Editorial - O temor da indexação
Mais grave que a inflação que ressurge, como resultado dos ajustes ocorridos na vida brasileira, notadamente a liberação cambial que levou o real a uma desvalorização pesada, é, conforme já observaram alguns especialistas, a possibilidade da retomada da indexação. Com efeito, o que provocou a inflação exacerbada e praticamente incontrolável, nos últimos anos, foi a indexação plena que, vale rememorar, foi praticamente instituída pelas autoridades do setor econômico para propiciar aquilo que para os experts era uma verdadeira impossibilidade prática, a convivência da inflação com o crescimento.
Esta verdadeira mágica econômica surgiu com a criação da correção monetária, uma autêntica demonstração prática do famoso jeitinho brasileiro. Até que a sistemática deu a impressão de funcionar, nos primeiros tempos. O Brasil surpreendia o mundo, convivendo com índices cada vez mais altos de inflação, sem se precipitar no caos antecipado pelos teóricos de todo o mundo. Claro, este sistema de realimentação inflacionária pela correção monetária acabou se revelando um veneno em si mesmo, levando os índices de inflação a níveis cada vez mais elevados, destruindo a moeda, aviltando os valores e inclusive a própria moral, até se chegar a patamares verdadeiramente insustentáveis.
Os sucessivos planos econômicos surgidos a partir de 1986, com o Cruzado, que visavam conter esta assustadora tendência inflacionária, fracassaram quase sempre porque não se conseguiu eliminar a mentalidade indexatória. Bastava que a inflação ressurgisse, o que era quase natural porque a maioria das medidas dos programas adotados não eram profundas nem iam à base do problema, para a indexação também reaparecer, restaurando-se a espiral, em níveis cada vez piores.
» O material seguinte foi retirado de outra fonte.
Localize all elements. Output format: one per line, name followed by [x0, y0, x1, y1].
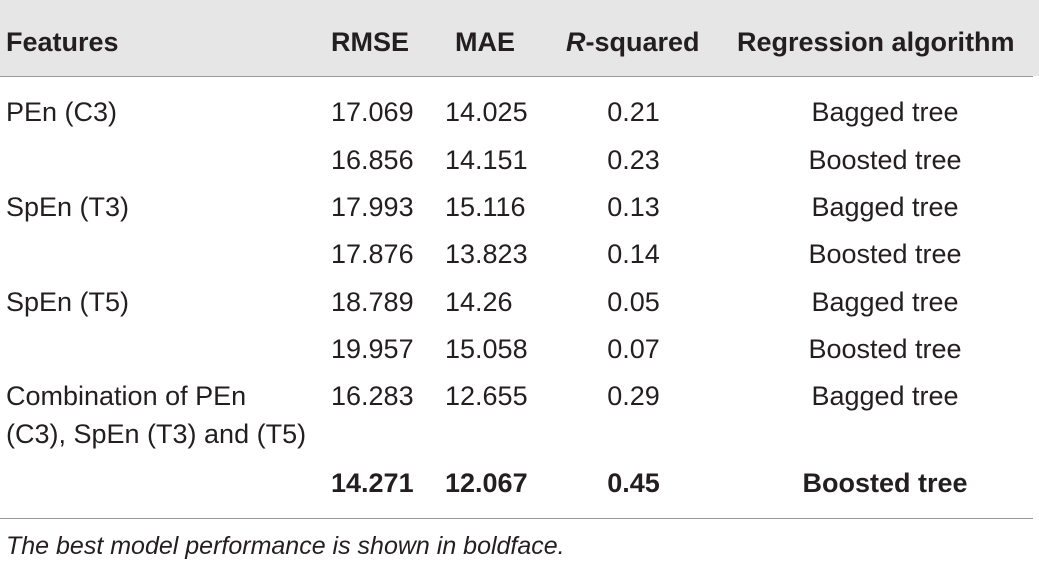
- row-8-mae: 12.067: [445, 468, 528, 498]
- header-mae: MAE: [455, 27, 515, 57]
- row-5-mae: 14.26: [445, 287, 513, 317]
- row-3-features: SpEn (T3): [6, 192, 130, 222]
- row-4-r-squared: 0.14: [607, 239, 660, 269]
- row-3-rmse: 17.993: [331, 192, 414, 222]
- row-2-mae: 14.151: [445, 145, 528, 175]
- row-7-r-squared: 0.29: [607, 381, 660, 411]
- row-8-algorithm: Boosted tree: [802, 468, 968, 498]
- row-4-algorithm: Boosted tree: [808, 239, 962, 269]
- header-r-squared-rest: -squared: [585, 27, 700, 57]
- header-features: Features: [6, 27, 119, 57]
- row-5-algorithm: Bagged tree: [811, 287, 959, 317]
- footer-rule: [0, 518, 1033, 519]
- row-2-algorithm: Boosted tree: [808, 145, 962, 175]
- header-rmse: RMSE: [331, 27, 410, 57]
- row-7-features-line-1: Combination of PEn: [6, 381, 247, 411]
- table-footnote: The best model performance is shown in b…: [6, 532, 565, 560]
- row-2-rmse: 16.856: [331, 145, 414, 175]
- header-r-squared: R-squared: [566, 27, 711, 57]
- row-1-algorithm: Bagged tree: [811, 97, 959, 127]
- row-1-features: PEn (C3): [6, 97, 118, 127]
- row-7-features-line-2: (C3), SpEn (T3) and (T5): [6, 419, 307, 449]
- row-6-algorithm: Boosted tree: [808, 334, 962, 364]
- row-7-mae: 12.655: [445, 381, 528, 411]
- row-1-mae: 14.025: [445, 97, 528, 127]
- row-7-features: Combination of PEn (C3), SpEn (T3) and (…: [6, 377, 306, 453]
- row-3-mae: 15.116: [445, 192, 526, 222]
- row-7-rmse: 16.283: [331, 381, 414, 411]
- header-rule: [0, 76, 1033, 77]
- header-regression-algorithm: Regression algorithm: [737, 27, 1015, 57]
- row-6-r-squared: 0.07: [607, 334, 660, 364]
- row-5-rmse: 18.789: [331, 287, 414, 317]
- row-1-rmse: 17.069: [331, 97, 414, 127]
- row-5-features: SpEn (T5): [6, 287, 130, 317]
- row-3-algorithm: Bagged tree: [811, 192, 959, 222]
- row-6-mae: 15.058: [445, 334, 528, 364]
- row-8-r-squared: 0.45: [607, 468, 660, 498]
- row-5-r-squared: 0.05: [607, 287, 660, 317]
- header-r-squared-italic: R: [566, 27, 586, 57]
- table-header-band: [0, 0, 1039, 76]
- row-7-algorithm: Bagged tree: [811, 381, 959, 411]
- row-8-rmse: 14.271: [331, 468, 414, 498]
- row-4-mae: 13.823: [445, 239, 528, 269]
- row-6-rmse: 19.957: [331, 334, 414, 364]
- row-1-r-squared: 0.21: [607, 97, 660, 127]
- row-4-rmse: 17.876: [331, 239, 414, 269]
- row-3-r-squared: 0.13: [607, 192, 660, 222]
- row-2-r-squared: 0.23: [607, 145, 660, 175]
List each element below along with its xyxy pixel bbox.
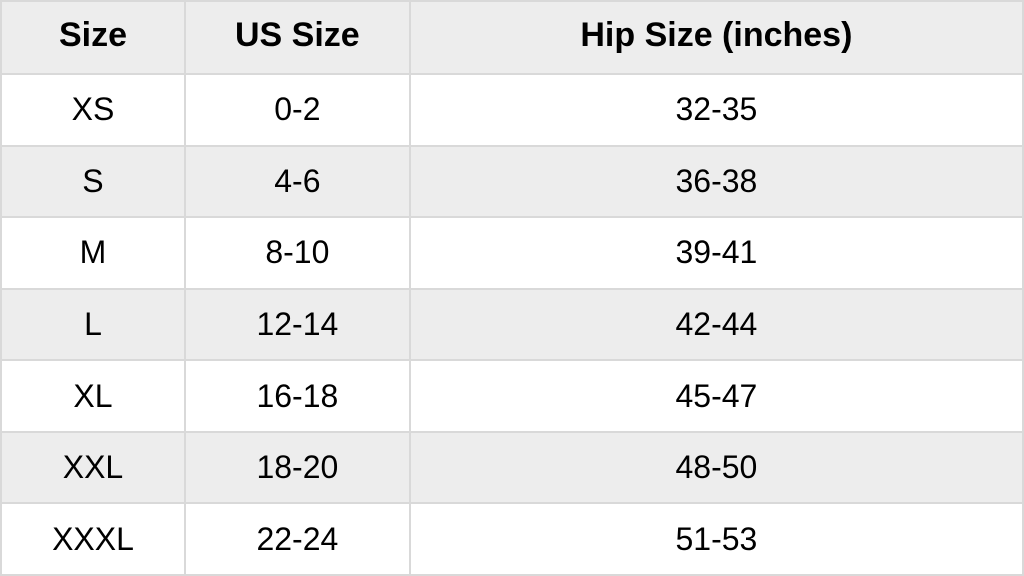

O Plano Real, lançado pelo governo Itamar Franco, foi mais inteligente no particular porque foi, primeiro, à base da questão, produzindo uma indexação plena, através da URV. Quando tudo estava indexado, então veio a nova moeda, no valor da URV. A idéia, a partir daí, foi acabar com aquele tipo de correção, o que funcionou.
A questão agora é saber se os cinco anos do atual plano de estabilização foram suficientes para mudar a mentalidade nacional. Isto é vital. Os índices de aumento observados nos últimos dias, como resultado da desvalorização da moeda, indicam claramente que o Brasil terá, nos próximos meses, um novo surto inflacionário. Entretanto, é certo que não há por que ocorrer a indexação diante desta situação. Uma vez reencontrado, pelo próprio mercado, seu equilíbrio, as coisas tendem a voltar à normalidade e a inflação pode cair outra vez. Ocorre que não se pode deixar de salientar que se muita coisa de fato mudou, no Brasil, nestes anos, houve outras que persistiram e que são até inerentes à natureza humana. A exploração, o abuso, a especulação, a esperteza de muitos, tais coisas são difíceis de superar.
O que é necessário é que a grande maioria que sentiu o sabor de uma economia estável, que gostou disto e que, em grande parte, foi responsável por isto, mantenha a atenção e evite os ardis especulativos. Uma parcela razoável do empresariado - e também dos consumidores, naturalmente - está lutando contra os aumentos abusivos de preços. Há porém que resistir, também, a outros ardis, mais sutis, que podem ser usados pelos demagogos e aproveitadores que sempre tiram proveito das dificuldades da população. O povo e também as autoridades, notadamente os setores responsáveis por tarifas públicas e preços controlados, precisam ficar atentos e fugir ao canto da sereia da indexação para acompanhar a bolha inflacionária, o primeiro golpe capaz de restaurar uma situação que os brasileiros já vivenciaram, recentemente, e não querem repetir jamais.